Film / Films

Willie Nelson is geen onzichtbaar manshoog konijn

recensie: Our Idiot Brother

.

~

De film heeft wel een boodschap: sinds de jaren zestig van de vorige eeuw zijn we onze onschuld kwijtgeraakt, cynisch en op onszelf gericht. De goedgelovige Ned (Paul Rudd) heeft een grenzeloos vertrouwen in de medemens. Hij teelt biologisch groenten en fruit samen met zijn vriendin Janet (Kathryn Hahn). Op een dag verkoopt hij een paar gram wiet aan een agent in uniform (!) en moet acht maanden de gevangenis in. Weer op vrije voeten wil Janet hem niet terug. Dus zoekt Ned onderdak bij zijn moeder in Brooklyn en later om beurten bij zijn drie zussen.

Kinderlijke oprechtheid

~

Het uitgangspunt is een reeks vergezochte en onrealistische situaties met een trio oppervlakkige zussen. Miranda (Elizabeth Banks) doet alles om een belangwekkend interview in Vanity Fair te krijgen. De uitgebluste Liz (Emily Mortimer) heeft twee kinderen en is getrouwd met de overspelige documentairemaker Dylan (Steve Coogan). Natalie (Zooey Deschanel) staat model voor een naaktschilder en wil cabaretier worden. Hoewel ze lesbienne speelt, ontkomt snoepje Deschanel opnieuw niet aan typecasting. Ondertussen probeert Ned in zijn naïviteit altijd eerlijk te zijn en alles goed te doen, maar met zijn gedrag en kinderlijke oprechtheid dreigt hij het leven van zijn drie zussen te ruïneren.
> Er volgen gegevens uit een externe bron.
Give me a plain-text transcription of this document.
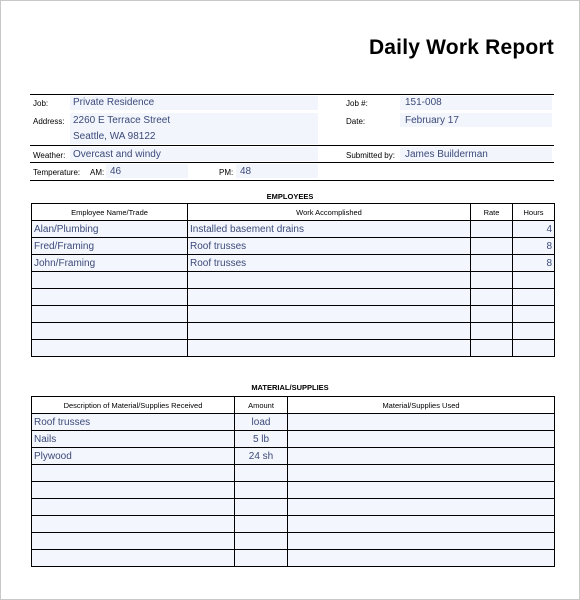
Daily Work Report
Job: Private Residence
Address: 2260 E Terrace Street
Seattle, WA 98122
Job #:	151-008
Date:	February 17
Weather: Overcast and windy	Submitted by: James Builderman
Temperature: AM: 46	PM: 48
EMPLOYEES
Employee Name/Trade	Work Accomplished	Rate	Hours
Alan/Plumbing	Installed basement drains		4
Fred/Framing	Roof trusses		8
John/Framing	Roof trusses		8

MATERIAL/SUPPLIES
Description of Material/Supplies Received	Amount	Material/Supplies Used
Roof trusses	load	
Nails	5 lb	
Plywood	24 sh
Jesse Peretz is verantwoordelijk voor de regie van Our Idiot Brother. Zijn zus Evgenia en haar man David Schisgall schreven het verhaal, dat in feite geen verhaal is, maar een aaneenschakeling van gebeurtenissen die niet zouden misstaan in een gemiddelde sitcom. De spanningen en misverstanden tussen Ned en zijn zussen worden op den duur saai en ook Paul Rudd acteert uiteindelijk ongeloofwaardig. De rode draad, tevens schaars hoogtepunt, is Ned’s hond Willie Nelson, vernoemd naar de countryzanger. (Twee keer raden naar de naam van de hond van het meisje dat hij op het eind van de film tegen het lijf loopt!)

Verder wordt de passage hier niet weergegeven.